As the symposium continued, the role of the educational institution became a key focus. Centring on the curriculum, Mark Rose from Deakin University discussed the impact science and policy on indigenous Australians. He advocated for a curriculum that balances the many facets of modern Australia and equips children to deal with competing worldviews, allowing a nimbleness of mind to see different perspectives, yet remain anchored at the same time. Focusing on the university, Tamson Pietsch (University of Technology Sydney) used a framework of ‘publics’ as she acknowledged that universities are deeply dynamic and political in nature. She placed climate change at the centre of the issues around which publics must come together to bring demands on governments and institutions. Student and broader educational publics can act to meet the challenges facing universities, the educational sector and, to an extent, help shape society at large. 

Finally, it became clear that tackling eroding trust in science is not just a job for ‘the scientists’, although it is often presented as such. The latest reform to higher education illustrates how STEM values have been favoured above critical thinking and creativity offered by the humanities.
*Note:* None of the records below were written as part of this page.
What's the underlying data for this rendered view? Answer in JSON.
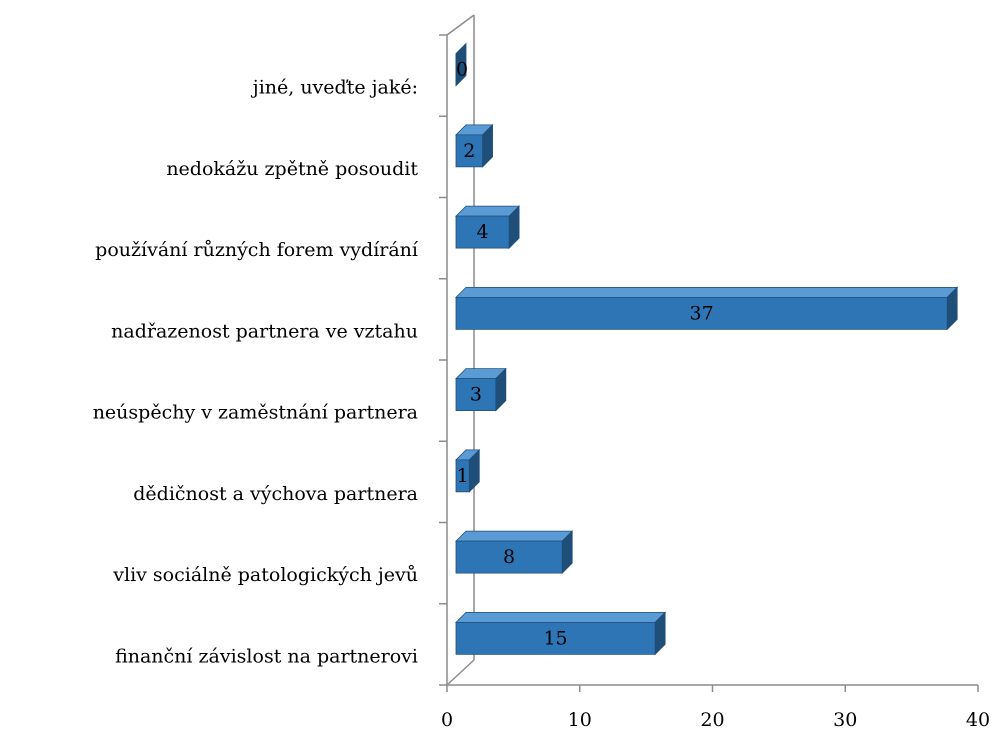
{
  "chart_data": {
    "type": "bar3d_horizontal",
    "categories": [
      "finanční závislost na partnerovi",
      "vliv sociálně patologických jevů",
      "dědičnost a výchova partnera",
      "neúspěchy v zaměstnání partnera",
      "nadřazenost partnera ve vztahu",
      "používání různých forem vydírání",
      "nedokážu zpětně posoudit",
      "jiné, uveďte jaké:"
    ],
    "values": [
      15,
      8,
      1,
      3,
      37,
      4,
      2,
      0
    ],
    "color": "#2e75b6",
    "xlim": [
      0,
      40
    ],
    "xticks": [
      0,
      10,
      20,
      30,
      40
    ]
  }
}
However, as Joy Damousi from Australian Catholic University explained, the collaborative skillsets of both STEM and HASS are required to tackle global challenges. The so called ‘divide’ between the two areas of knowledge is complicated and nuanced. Glenn Withers, Professor of Economics, Australian National University argued that there is value in all forms of knowledge. In particular, he suggested that holistic knowledge offered by indigenous knowledge systems may provide a way forward to work across disciplines and should be developed and institutionalised as an additional learned academy. 

With the threats of climate change and Covid-19 playing upon our collective psyche, grappling with the issues of science, society and the Australian state is a critical task. So where do we go from here? The symposium debating the nexus of science, society and state has helped advance a set of critical debates. Tackling vaccine hesitancy and climate change is an interdisciplinary task, which requires educators and researchers to think critically and creatively. Educators, researchers, and institutions play an important role in forming publics and taking a stance. The role of nuanced, yet clear communication is required to spread accurate knowledges against a plethora of information to prevent misunderstandings and gain trust. Finally, taking different knowledges into account, such as indigenous knowledges, may offer us a way forward in facilitating holistic and interdisciplinary work to take on the developing challenges we collectively face. 

Natasha Rooney (Deakin University) is a PhD Candidate at the Alfred Deakin Institute of Globalisation and Citizenship, Deakin University. Her research is on the circulation of epigenetic and postgenomic models of life in the Global South.